A casi dos años de gobierno de Mulino:Desgaste extenso e inmenso y falta de gobernanza


Por: José Dídimo Escobar Samaniego
La seria crisis que atraviesa el país, en materia de seguridad, desempleo, endeudamiento público, y decisiones judiciales de la Corte Internacional de Justicia y de la OIT que dejan en la orfandad jurídica al régimen por la persecución reiterada y sistemática a los sectores gremiales, laborales, magisteriales. Sin embargo, en casi dos azarosos años de ejercicio del poder, el régimen ha insistido categóricamente que, este gobierno responde solo al sector empresarial.
Los veintitrés meses y medio de ese perverso ejercicio, dan cuenta de la imposición a sangre y fuego de la nueva Ley antipopular de la CSS, donde el gobierno se caracterizó por la arbitrariedad y el sometimiento de los más amplios sectores sociales que piensan diferente de la clase gobernante y en donde se desprecia la gobernanza que, es el conjunto de procesos, reglas y prácticas para tomar decisiones y regular asuntos públicos, implicando la interacción respetuosa entre Estado, sociedad civil y mercado, buscando un equilibrio y eficiencia en la gestión responsable de recursos y el logro de objetivos comunes, bajo principios de transparencia, inclusión y rendición de cuentas, más allá del gobierno tradicional jerárquico impositivo como se ha caracterizado de manera clara en estos casi dos años, el gobierno de Mulino.
Este gobierno ha fallado en disminuir la evasión y elusión fiscal de los sectores más poderosos económicos, que llega a la suma de más de doce mil millones de balboas anuales, lo cual es un golpe mortal a las finanzas públicas, que se encuentran en cuidados intensivos y con una deuda que sobrepasa los sesenta mil millones de balboas y cuyo servicio compromete los cerca de cuatro mil millones de dólares anuales. Todo esto se entiende, porque no van los empresarios a regularizar la evasión y la elusión porque es condenarse ellos mismos desde el poder, lo cual señala la impresentable e insostenible inmoralidad del ejercicio del poder político actual.
Los amplios recortes presupuestarios, de este año que iniciamos, se ciernen sobre la educación, la salud y el gasto social en general. La forma de cuadrar el presupuesto sigue siendo por la vía de agrandar el hueco de la deuda externa que se ha convertido en altamente peligrosa y muy cerca de exponer gravemente la soberanía del país.
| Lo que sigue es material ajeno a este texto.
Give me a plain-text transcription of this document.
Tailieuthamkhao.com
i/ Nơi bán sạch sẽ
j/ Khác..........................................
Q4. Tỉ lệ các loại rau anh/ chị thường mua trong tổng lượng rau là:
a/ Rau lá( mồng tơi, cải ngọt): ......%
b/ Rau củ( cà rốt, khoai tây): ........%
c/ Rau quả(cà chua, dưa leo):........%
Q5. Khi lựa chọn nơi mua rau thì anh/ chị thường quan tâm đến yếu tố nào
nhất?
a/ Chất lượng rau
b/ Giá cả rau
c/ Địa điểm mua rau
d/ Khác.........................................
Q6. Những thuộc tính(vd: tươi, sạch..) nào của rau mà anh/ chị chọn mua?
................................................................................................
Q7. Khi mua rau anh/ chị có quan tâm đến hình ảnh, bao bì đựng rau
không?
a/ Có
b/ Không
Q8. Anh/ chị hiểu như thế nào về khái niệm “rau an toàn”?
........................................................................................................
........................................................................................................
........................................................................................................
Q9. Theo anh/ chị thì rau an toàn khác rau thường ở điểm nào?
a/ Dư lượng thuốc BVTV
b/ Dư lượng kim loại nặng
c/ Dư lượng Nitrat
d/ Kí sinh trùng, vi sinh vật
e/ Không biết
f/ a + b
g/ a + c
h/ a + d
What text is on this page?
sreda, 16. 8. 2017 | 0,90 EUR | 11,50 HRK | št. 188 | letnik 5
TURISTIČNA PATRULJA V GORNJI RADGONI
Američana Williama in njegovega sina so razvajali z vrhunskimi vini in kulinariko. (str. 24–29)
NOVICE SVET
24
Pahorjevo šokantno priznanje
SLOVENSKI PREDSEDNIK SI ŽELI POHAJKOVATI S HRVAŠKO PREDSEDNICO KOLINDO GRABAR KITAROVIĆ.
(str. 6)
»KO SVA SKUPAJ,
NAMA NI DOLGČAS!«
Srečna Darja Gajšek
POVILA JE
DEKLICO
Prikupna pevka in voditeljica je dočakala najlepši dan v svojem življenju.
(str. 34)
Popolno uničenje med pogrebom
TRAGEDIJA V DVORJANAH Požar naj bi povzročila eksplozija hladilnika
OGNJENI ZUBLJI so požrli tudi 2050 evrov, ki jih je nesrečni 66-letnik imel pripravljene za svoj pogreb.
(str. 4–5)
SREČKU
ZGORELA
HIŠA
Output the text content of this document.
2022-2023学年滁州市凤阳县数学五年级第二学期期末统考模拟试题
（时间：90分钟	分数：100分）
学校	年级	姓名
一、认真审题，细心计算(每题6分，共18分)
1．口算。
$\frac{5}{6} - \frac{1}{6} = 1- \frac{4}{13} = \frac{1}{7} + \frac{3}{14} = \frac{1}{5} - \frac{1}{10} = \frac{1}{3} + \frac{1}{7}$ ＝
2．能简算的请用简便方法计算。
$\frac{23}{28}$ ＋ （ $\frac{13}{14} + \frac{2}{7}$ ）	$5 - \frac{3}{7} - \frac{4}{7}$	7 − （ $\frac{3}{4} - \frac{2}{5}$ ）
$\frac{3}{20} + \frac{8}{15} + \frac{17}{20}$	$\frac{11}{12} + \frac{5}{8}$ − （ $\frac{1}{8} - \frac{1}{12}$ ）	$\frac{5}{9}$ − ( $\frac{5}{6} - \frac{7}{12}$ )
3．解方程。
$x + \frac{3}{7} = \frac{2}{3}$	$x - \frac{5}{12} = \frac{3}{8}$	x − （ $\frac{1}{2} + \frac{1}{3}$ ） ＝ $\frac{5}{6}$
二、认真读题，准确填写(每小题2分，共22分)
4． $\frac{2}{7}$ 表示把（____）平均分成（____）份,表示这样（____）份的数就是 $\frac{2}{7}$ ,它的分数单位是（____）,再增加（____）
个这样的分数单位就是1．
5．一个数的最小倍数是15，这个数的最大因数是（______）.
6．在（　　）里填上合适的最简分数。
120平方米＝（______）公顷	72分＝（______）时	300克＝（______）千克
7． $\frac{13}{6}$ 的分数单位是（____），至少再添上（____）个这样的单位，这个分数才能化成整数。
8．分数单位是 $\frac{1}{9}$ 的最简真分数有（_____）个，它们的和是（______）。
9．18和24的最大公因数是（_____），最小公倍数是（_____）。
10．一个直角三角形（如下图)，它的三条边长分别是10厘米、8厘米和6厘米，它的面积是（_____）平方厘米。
El Gabinete entero, casi sin excepción, han fracasado estrepitosamente sus asignaciones y sus resultados distan mucho de estar a la altura de las circunstancias, lo cual hace que problemas como el agua en Azuero, a casi un año de su grave condición, no exista una solución que aminore la angustia y la zozobra que se vive en los hogares, en esta parte del país.
La lucha contra la corrupción ha resultado un discurso vacío y muchos son los que están bajo el amparo de impunidad, especialmente los amigos del régimen.
Nuestra política internacional es no tenerla y solo cumplimos vergonzosamente, tareas asignadas por el USA.
El régimen de Mulino adolece de apoyo popular, y su respaldo no alcanza ni el 12% en la población, lo cual lo convierte en el gobierno más íngrimo, conocido en los últimos ochenta años.
Nos queda a los panameños, unirnos y pedir a Nuestro Señor Jesucristo que nos libre de la maldad que sostiene perversamente el régimen actual, de seguir neciamente por el camino, donde cada día, la brecha entre ricos y pobres se hace más amplia y profunda, y Dios quiera que podamos recuperar la dignidad, el decoro y la decencia para el bien de nuestra patria y de todos los panameños.